Вот так мы маршрут и поменяли, из-за моей неуемной жадности, а зря. Стоило мне уступить, как «птицы», заговорщицки пошептавшись и кивнули в сторону Ведьминого гнезда. Мол, а там-то что находится? Я не советовал им ходить к «Ведьме»: у нее не чем поживиться – ни склада с оружием или провизией, ни брошенной техники в районе гнезда не имелось. Однако, «птицы» настояли, и я, сунув в карман скрученные рулоном купюры, кивнул.
Гнезда мы достигли быстро, эта местами разрушенная, покосившаяся от времени бетонная «бочка» с мелкими частыми бойницами по стенам одиноко возвышалась посреди островка голой земли, окруженного высоким, в два моих роста гибридным борщевиком.
– Мы пойдем туда, а ты жди здесь, – раздал указания Герм, его сухое, обезвоженное лицо с шелушащейся кожей стало очень бледным и серьезным.
– Ладно, – я и не собирался присоединяться, – я подожду.
«Птицы» спешились и, вооружившись рюкзаками и фонариками, вошли в проем, выломанный в стене «бочки» у земли. Горм пригнулся, оценивающе потрогал сколы обсыпающегося от временем бетона, прислушался, нахмурился.
Я заглушил мопед, оставив ключи в замке, и сел на землю, прислонившись спиной к куску стены, отколотому от гнезда. Закинув голову, стал смотреть на небо, где через молочную дымку неуловимых глазу облаков размытым пятном белело солнце.
Что эти «птицы» там забыли? Зачем наврали, что им нужно к броду? Хорошо, что заплатили вперед. В мыслях я не заметил, как колыхнулась трава. Мясистые, поблескивающие стекловолоконными вставками листья гибридного борщевика раздвинулись, и из-за них неторопливо выползла металлическая конструкция, видом схожая с сороконожкой огромных размеров.
Пощелкивая сочленениями многочисленных конечностей, она медленно направилась ко входу, где несколько минут назад скрылись «птицы». На ее исцарапанном, выгоревшем из зеленого цвета в серый, боку я прочитал полустертые трафаретные буквы – «Ведьма».

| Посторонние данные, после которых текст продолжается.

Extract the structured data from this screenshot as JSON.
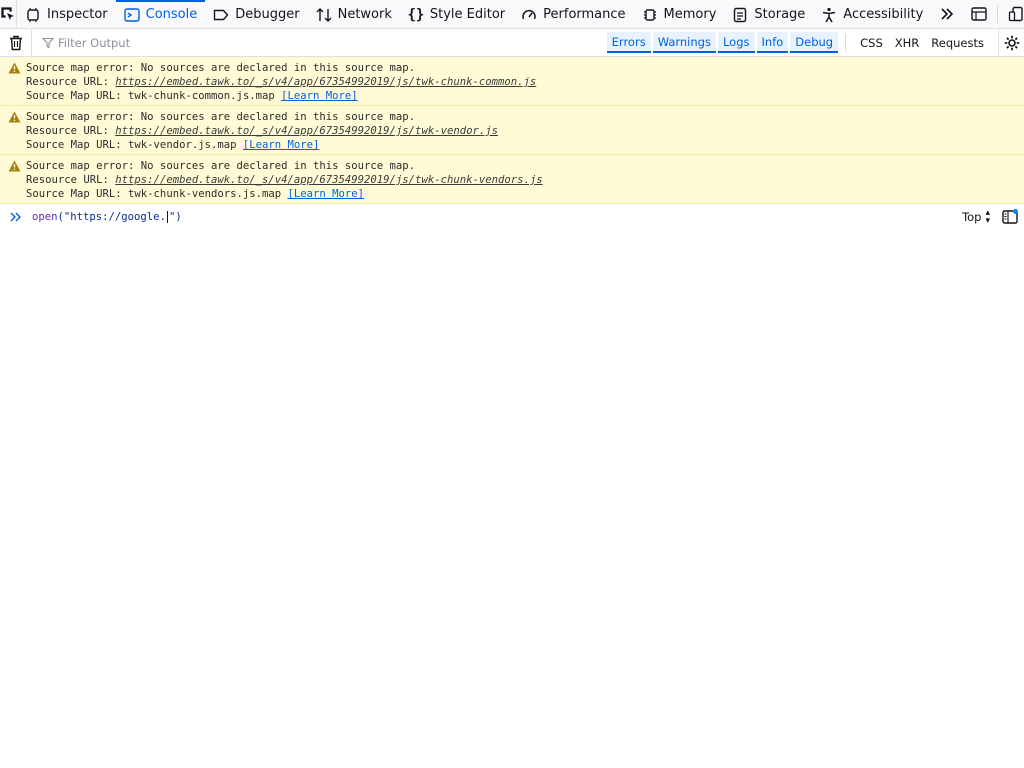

Робот, поскрипывая несмазанными суставами, прошел мимо и, похоже, не обнаружил моего присутствия. Быть может, я вообще не интересовал его, так как не лез в само гнездо, а просто ошивался рядом.
В голове мелькнула мысль – надо срочно предупредить «птиц» об опасности, иначе бетонная «бочка» с единственным выходом станет для них западней…
Все произошло очень быстро. До меня донеслись звуки стрельбы. Яростные хлопки огнестрельного оружия и пчелиное жужжание лазера.
Я среагировал быстро, чем сам себя несказанно удивил. Поняв, что мой мопед не заводится, вскочил на птичий. Вывернул руль, рванул вверх, а затем через край в гнездо. Мощный луч единственной фары осветил земляной пол и закопченные стены.
«Птицы»! Герм лежал на боку в багровой луже с рассеченной по всей голени ногой. От потери крови и страха его сухое лицо казалось еще тоньше и безводнее. Горм остервенело жал на курок старомодного пистолета. Тщетно, проклятый механизм только издевательски щелкал, словно озлобленный попугай.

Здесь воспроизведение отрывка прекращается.